‘Hâkim rüşvetle katili kurtardı’ iddiası
Hatay’da savcıya rüşvet teklif ettiği iddia edilen Hâkim Mehmet Mustafa Ş.’nin, bir cinayet davasının 2’nci celsesinde katili tahliye ettiği ortaya çıktı. Hâkim’in bu tahliye için 1,5 milyon TL rüşvet aldığı iddia edilirken katil kayıplara karıştı. Heyetteki iki üye hâkim ise dosyalara bakmadan karara imza attıklarını itiraf etti.

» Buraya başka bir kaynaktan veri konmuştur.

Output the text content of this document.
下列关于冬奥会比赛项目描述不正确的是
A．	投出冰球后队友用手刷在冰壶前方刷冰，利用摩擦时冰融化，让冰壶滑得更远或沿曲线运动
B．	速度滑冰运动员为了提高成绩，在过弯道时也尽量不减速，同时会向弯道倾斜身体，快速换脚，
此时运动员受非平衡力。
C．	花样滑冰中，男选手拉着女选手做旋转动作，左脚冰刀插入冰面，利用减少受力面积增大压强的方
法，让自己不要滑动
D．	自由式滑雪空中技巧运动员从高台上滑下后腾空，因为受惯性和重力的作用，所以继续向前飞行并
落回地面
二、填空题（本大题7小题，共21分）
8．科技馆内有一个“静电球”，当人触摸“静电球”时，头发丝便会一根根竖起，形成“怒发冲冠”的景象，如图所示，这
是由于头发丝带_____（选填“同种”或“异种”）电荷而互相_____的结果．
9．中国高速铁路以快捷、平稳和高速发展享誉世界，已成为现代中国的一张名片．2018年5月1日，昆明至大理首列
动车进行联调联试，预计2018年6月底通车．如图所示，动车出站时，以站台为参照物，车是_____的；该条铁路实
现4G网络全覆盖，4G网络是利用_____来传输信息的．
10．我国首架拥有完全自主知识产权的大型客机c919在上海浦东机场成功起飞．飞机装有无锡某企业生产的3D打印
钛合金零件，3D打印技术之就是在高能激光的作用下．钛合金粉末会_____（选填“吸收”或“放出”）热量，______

Hatay Adliyesi’nde Hâkim Mehmet Mustafa Ş.’nin, Savcı Abdussamed B.’ye ‘change’ işi yapan çetenin el konulan TIR’larını bırakması için rüşvet teklif ettiği öne sürülmüştü. Bu şikâyetten sonra eski dosyalar açıldı. Yargıda kirli çamaşırların ortalığa saçıldığı bir süreç başlamıştı. Suçlamalar kadar yargının işleyişine dair anlatılanlar vahimdi. Savcılar, mahkeme heyetindeki hâkimler, dosyalara bakmadan kararlara, taleplere imza attıklarını itiraf ediyordu. Bir cinayet dosyasında verilen tahliye kararı yıllar sonra gündeme gelecekti.

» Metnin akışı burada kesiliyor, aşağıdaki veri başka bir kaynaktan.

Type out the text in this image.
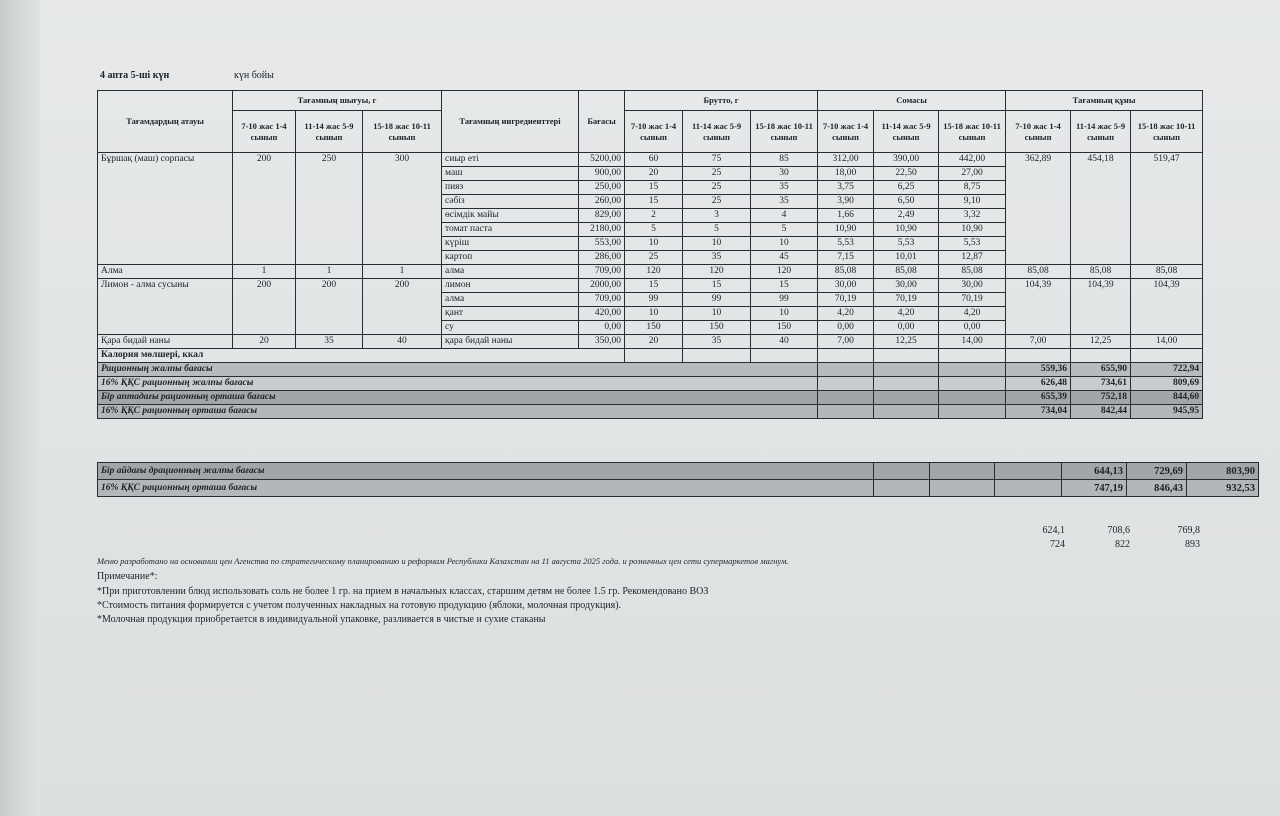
4 апта 5-ші күн	күн бойы
Тағамдардың атауы	Тағамның шығуы, г			Тағамның ингредиенттері	Бағасы	Брутто, г			Сомасы			Тағамның құны		
	7-10 жас 1-4 сынып	11-14 жас 5-9 сынып	15-18 жас 10-11 сынып			7-10 жас 1-4 сынып	11-14 жас 5-9 сынып	15-18 жас 10-11 сынып	7-10 жас 1-4 сынып	11-14 жас 5-9 сынып	15-18 жас 10-11 сынып	7-10 жас 1-4 сынып	11-14 жас 5-9 сынып	15-18 жас 10-11 сынып
Бұршақ (маш) сорпасы	200	250	300	сиыр еті	5200,00	60	75	85	312,00	390,00	442,00	362,89	454,18	519,47
				маш	900,00	20	25	30	18,00	22,50	27,00			
				пияз	250,00	15	25	35	3,75	6,25	8,75			
				сәбіз	260,00	15	25	35	3,90	6,50	9,10			
				өсімдік майы	829,00	2	3	4	1,66	2,49	3,32			
				томат паста	2180,00	5	5	5	10,90	10,90	10,90			
				күріш	553,00	10	10	10	5,53	5,53	5,53			
				картоп	286,00	25	35	45	7,15	10,01	12,87			
Алма	1	1	1	алма	709,00	120	120	120	85,08	85,08	85,08	85,08	85,08	85,08
Лимон - алма сусыны	200	200	200	лимон	2000,00	15	15	15	30,00	30,00	30,00	104,39	104,39	104,39
				алма	709,00	99	99	99	70,19	70,19	70,19			
				қант	420,00	10	10	10	4,20	4,20	4,20			
				су	0,00	150	150	150	0,00	0,00	0,00			
Қара бидай наны	20	35	40	қара бидай наны	350,00	20	35	40	7,00	12,25	14,00	7,00	12,25	14,00
Калория мөлшері, ккал														
Рационның жалпы бағасы												559,36	655,90	722,94
16% ҚҚС рационның жалпы бағасы												626,48	734,61	809,69
Бір аптадағы рационның орташа бағасы												655,39	752,18	844,60
16% ҚҚС рационның орташа бағасы												734,04	842,44	945,95
Бір айдағы драционның жалпы бағасы				644,13	729,69	803,90
16% ҚҚС рационның орташа бағасы				747,19	846,43	932,53
624,1	708,6	769,8
724	822	893
Меню разработано на основании цен Агенства по стратегическому планированию и реформам Республики Казахстан на 11 августа 2025 года. и розничных цен сети супермаркетов магнум.
Примечание*:
*При приготовлении блюд использовать соль не более 1 гр. на прием в начальных классах, старшим детям не более 1.5 гр. Рекомендовано ВОЗ
*Стоимость питания формируется с учетом полученных накладных на готовую продукцию (яблоки, молочная продукция).
*Молочная продукция приобретается в индивидуальной упаковке, разливается в чистые и сухие стаканы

Hâkimin kendisine rüşvet teklif ettiğini öne sürerek şikayetçi olan Hatay Cumhuriyet Savcısı Abdussamed B., 5 Temmuz 2023 günü Hâkimler ve Savcılar Kurulu Başmüfettişliğine müracaat etti. Açığa alınan Hâkim Mehmet Mustafa Ş. hakkında yeni bilgiler edindiğini söyledi. Abdussamed B., 2021 yılında Hatay Kırıkhan’da cinayet işleyen bir kişinin Hâkim Mehmet Mustafa Ş. tarafından 2’nci celsede tahliye edildiğini anlattı.

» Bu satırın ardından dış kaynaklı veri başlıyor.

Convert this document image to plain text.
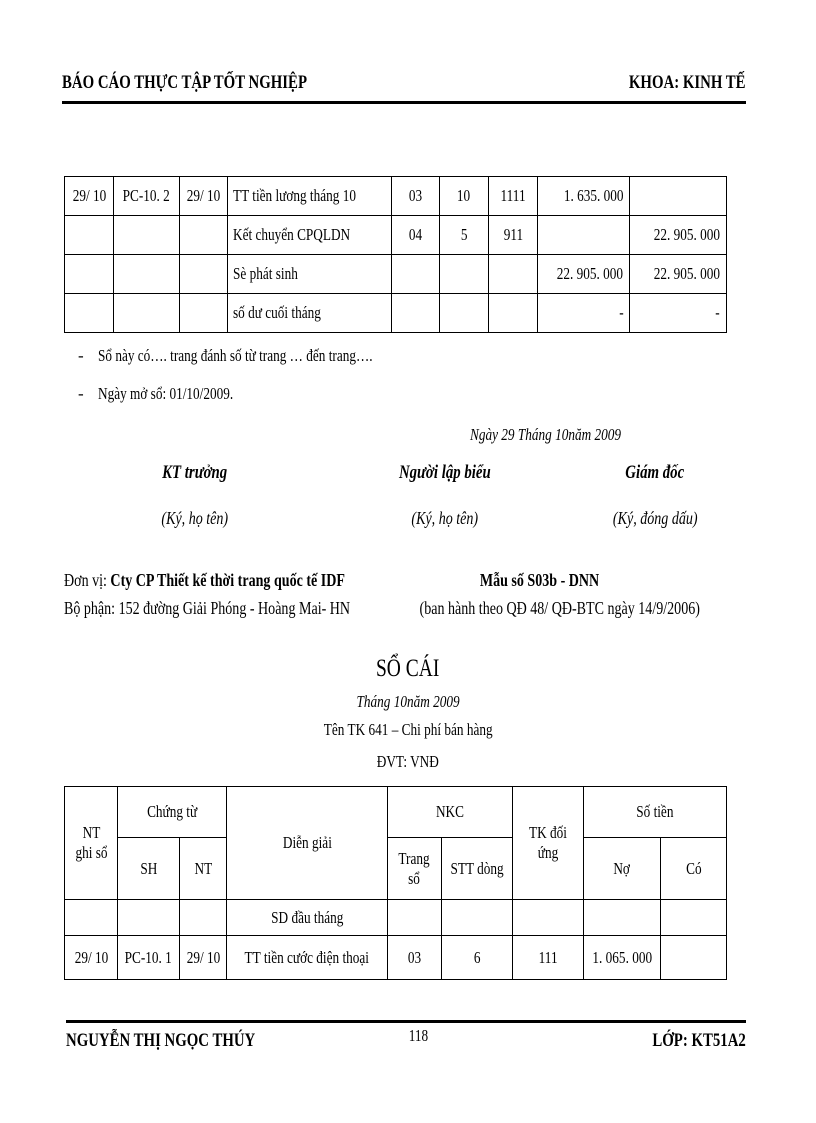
BÁO CÁO THỰC TẬP TỐT NGHIỆP	KHOA: KINH TẾ
29/ 10	PC-10. 2	29/ 10	TT tiền lương tháng 10	03	10	1111	1. 635. 000	
			Kết chuyển CPQLDN	04	5	911		22. 905. 000
			Sè phát sinh				22. 905. 000	22. 905. 000
			số dư cuối tháng				-	-
- Sổ này có…. trang đánh số từ trang … đến trang….
- Ngày mở sổ: 01/10/2009.
Ngày 29 Tháng 10năm 2009
KT trưởng	Người lập biểu	Giám đốc
(Ký, họ tên)	(Ký, họ tên)	(Ký, đóng dấu)
Đơn vị: Cty CP Thiết kế thời trang quốc tế IDF
Bộ phận: 152 đường Giải Phóng - Hoàng Mai- HN
Mẫu số S03b - DNN
(ban hành theo QĐ 48/ QĐ-BTC ngày 14/9/2006)
SỔ CÁI
Tháng 10năm 2009
Tên TK 641 – Chi phí bán hàng
ĐVT: VNĐ
NT ghi sổ	Chứng từ		Diễn giải	NKC		TK đối ứng	Số tiền	
	SH	NT		Trang sổ	STT dòng		Nợ	Có
			SD đầu tháng					
29/ 10	PC-10. 1	29/ 10	TT tiền cước điện thoại	03	6	111	1. 065. 000	
NGUYỄN THỊ NGỌC THÚY	118	LỚP: KT51A2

Hâkimin tahliyeye itiraz kararını inceleyecek Hatay 5’inci Ağır Ceza Mahkemesi’nin başkanıyla görüştüğünü ve tutuklama kararı verilmemesini istediğini öne sürdü. Hâkimin bu karar için rüşvet aldığını iddia etti.
CİNAYETİN GÖRÜNTÜLERİ VAR
Bu cinayet Hatay Kırıkhan’da 26 Mart 2021 günü işlenmişti. Veysel Karakoç, aralarında husumet olan Mustafa Zambak ile kavga etmişti. Silah çeken Veysel Karakoç ateş açmış ve beş kurşun isabet eden Mustafa Zambak ölmüştü. Olay güvenlik kameralarınca kaydedilmişti. Bu kayıtlara göre; kavgayı Veysel Karakoç başlatmıştı. Mustafa Zambak’ın da silahı vardı ancak hiç ateşlememişti. Olay yerinde de sadece Veysel Karakoç’un silahından çıkan kovanlar ve mermi çekirdekleri bulunmuştu. Tutuklanan katil ilk ifadesinde cinayeti itiraf etmişti. Yani tüm delillerin gözler önünde olduğu bir cinayet davasıydı.

OYBİRLİĞİYLE TAHLİYE
Ancak Kırıkhan Ağır Ceza Mahkemesi, cinayetten sadece 7 ay sonra 20 Ekim 2021’de görülen 2’nci duruşmada sanık Veysel Karakoç’u oy birliğiyle tahliye etti. Bir cinayet davasında bu kadar kısa sürede tahliye kararı verilmesi şaşkınlık yaratmıştı ve mahkemenin başkanı, aynı zamanda Kırıkhan Adliyesi Adalet Komisyonu Başkanı olan Mehmet Mustafa Ş.’ydi. Heyetin diğer üyeleri Hâkim Yazgül K. ve Hâkim Nurseli Özalp U. da tahliye yönünde oy kullanmıştı.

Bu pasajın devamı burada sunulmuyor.